Bad Sisters' Fiona Shaw on teaming with Richard Curtis: "Christmas is peculiar for everybody"
The Harry Potter and Killing Eve star voices a fearsome headteacher in new animated film That Christmas.
This article first appeared in Radio Times magazine.
Irish actor Fiona Shaw is the true epitome of a star of stage and screen.
Whether she’s popping up in classic films like Three Men and a Little Lady, the Harry Potter series and My Left Foot, treading the boards on Broadway with Medea or stealing the spotlight in hit TV series such as Killing Eve, Fleabag and Bad Sisters, Shaw always leaves an impression.
Now, the 66-year-old is tackling a rare festive role in the Richard Curtis-penned animation That Christmas — though, in some ways, it’s a role closer to home than any before.
This year you're starring in Richard Curtis's new animation That Christmas, which explores festive family traditions — what were yours, growing up in Cork?
We do sea swimming. We used to leave the church when we were young – there were three masses on a Sunday, and we’d leave after one and just drive off. We’d bring whiskey with us, and put it on our toes at the end of the swim – that was very much part of the tradition. Somehow, there’s a pre-Christian Christmas feeling – it’s something atavistic, almost Celtic. We swim to wash away the year, and to start anew. It’s a sort of baptism, isn’t it? You wash it away.
Do you think Irish and English Christmases are different?
Very much so. We’re still completely communal in Ireland. I was lucky enough to be brought up in a small city. We knew everybody, so we met a lot of people at Christmas, it was very social. I think maybe some English Christmases are about people retreating to their homes. But it’s much better when people come out and join each other.
You've been acting for decades — what are the roles that people usually recognise you for?
Well, if I’m in New York, people come up to me about Medea or The Testament of Mary. It’s quite a theatre world in New York, but it depends on the demographic. There’s a huge Killing Eve audience – huge. Nearly everyone in the street says that. With children it’s Harry Potter, and older children its Three Men and a Little Lady. I’ve done quite a few children’s films, I love it. They’re an audience who really watch, and they watch things repeatedly, so they know everything that you did.
You've had such a wide range of roles, how do you pick them?

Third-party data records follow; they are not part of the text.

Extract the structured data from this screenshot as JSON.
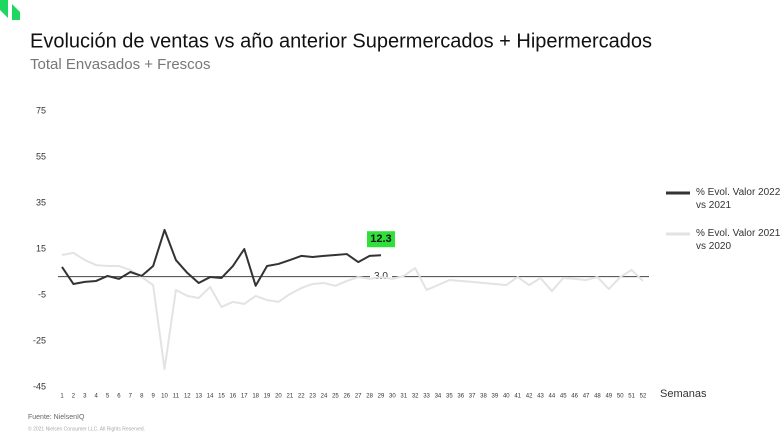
{
  "chart_data": {
    "type": "line",
    "title": "Evolución de ventas vs año anterior Supermercados + Hipermercados",
    "subtitle": "Total Envasados + Frescos",
    "x_label": "Semanas",
    "source": "Fuente: NielsenIQ",
    "copyright": "© 2021 Nielsen Consumer LLC. All Rights Reserved.",
    "x": [
      1,
      2,
      3,
      4,
      5,
      6,
      7,
      8,
      9,
      10,
      11,
      12,
      13,
      14,
      15,
      16,
      17,
      18,
      19,
      20,
      21,
      22,
      23,
      24,
      25,
      26,
      27,
      28,
      29,
      30,
      31,
      32,
      33,
      34,
      35,
      36,
      37,
      38,
      39,
      40,
      41,
      42,
      43,
      44,
      45,
      46,
      47,
      48,
      49,
      50,
      51,
      52
    ],
    "xlim": [
      1,
      52
    ],
    "ylim": [
      -45,
      75
    ],
    "yticks": [
      75,
      55,
      35,
      15,
      -5,
      -25,
      -45
    ],
    "reference_line": {
      "value": 3.0,
      "label": "3.0"
    },
    "series": [
      {
        "name": "% Evol. Valor 2022 vs 2021",
        "color": "#333333",
        "values": [
          7.2,
          -0.2,
          0.7,
          1.1,
          3.3,
          2,
          5,
          3.3,
          7.6,
          23.3,
          10.2,
          4.6,
          0.2,
          2.8,
          2.4,
          7.6,
          15,
          -1,
          7.6,
          8.5,
          10.2,
          12,
          11.5,
          12,
          12.4,
          12.8,
          9.3,
          12,
          12.3,
          null,
          null,
          null,
          null,
          null,
          null,
          null,
          null,
          null,
          null,
          null,
          null,
          null,
          null,
          null,
          null,
          null,
          null,
          null,
          null,
          null,
          null,
          null
        ]
      },
      {
        "name": "% Evol. Valor 2021 vs 2020",
        "color": "#e3e3e3",
        "values": [
          12.4,
          13.3,
          10.2,
          8,
          7.6,
          7.6,
          5.9,
          2.8,
          -0.7,
          -37.2,
          -2.8,
          -5.4,
          -6.3,
          -1.5,
          -10.2,
          -8,
          -8.9,
          -5.4,
          -7.2,
          -8,
          -4.6,
          -2,
          -0.2,
          0.2,
          -1,
          1.1,
          2.8,
          2,
          2.8,
          2,
          3.3,
          6.7,
          -2.8,
          -0.7,
          1.5,
          1.1,
          0.7,
          0.2,
          -0.2,
          -0.7,
          2.8,
          -0.7,
          2.4,
          -3.3,
          2.4,
          2,
          1.5,
          2.8,
          -2.4,
          2.8,
          5.9,
          1.1
        ]
      }
    ]
  }
}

You look for something that engages you. Most things do not, or are a repeat of something else. But I’ve been lucky enough to be offered unusual things, so I pick the ones that are really unusual, like True Detective: Night Country or Bad Sisters.
What was it like, joining a tightknit cast like Bad Sisters for the second season?
They were so welcoming. They’re an incredibly good group, we had great fun – I loved being The Wagon [the nickname for her character, Angelica]! I hope they do more. I’d probably be out of it, but I hope they do, it’s fantastic. I thought this series was so confident. Sharon Horgan has really been able to spin plates with it. It’s fabulous.
From one great writer to another — as this is your first time working with Richard Curtis, is that something ticked off your bucket list?
I don’t think I ever think like that! But I’m very pleased I’ve worked with Richard Curtis. I was thrilled to be with him, he’s a lovely person.
In That Christmas, you play a fearsome headteacher called Ms Trapper. Was she inspired by any of your own teachers?
She wasn’t – the carapace already existed and I joined and tried to match my voice to it. But I did have two extraordinary headmistresses…
You went to a Catholic girls' school in Cork. Were the headmistresses very austere?
One was called Kate Cahill – she was very austere. And her second-in-command was a woman called Mary O’Donovan, who only died very recently, at the age of 100. And they were both very much Ms Trappers! They were very keen on believing in the power of education – and they knew everything!
Ms Trapper in That Christmas and Angelica in Bad Sisters are both quite isolated and lonely in a way — did you draw on a similar muscle to play both characters?
It never crossed my mind that Ms Trapper was like Angelica, but you’re right. They’re people who are institutionalised. But I don’t think they overlap anywhere else.
Is loneliness a side of Christmas that can get overlooked?
I think so. Christmas is peculiar for everybody. There’s either the absent, or the lost, or something going wrong. I wince at films that say, "Life is all saccharine and joy in everybody’s house but yours." It’s much better to say, "Life is up and down, and Christmas is a really odd time. But if you can find some fun within it, that’s a good time."
Christmas for me growing up was never about running away from people, it was about going towards people. That’s what the message of That Christmas is too – and it’s a good message.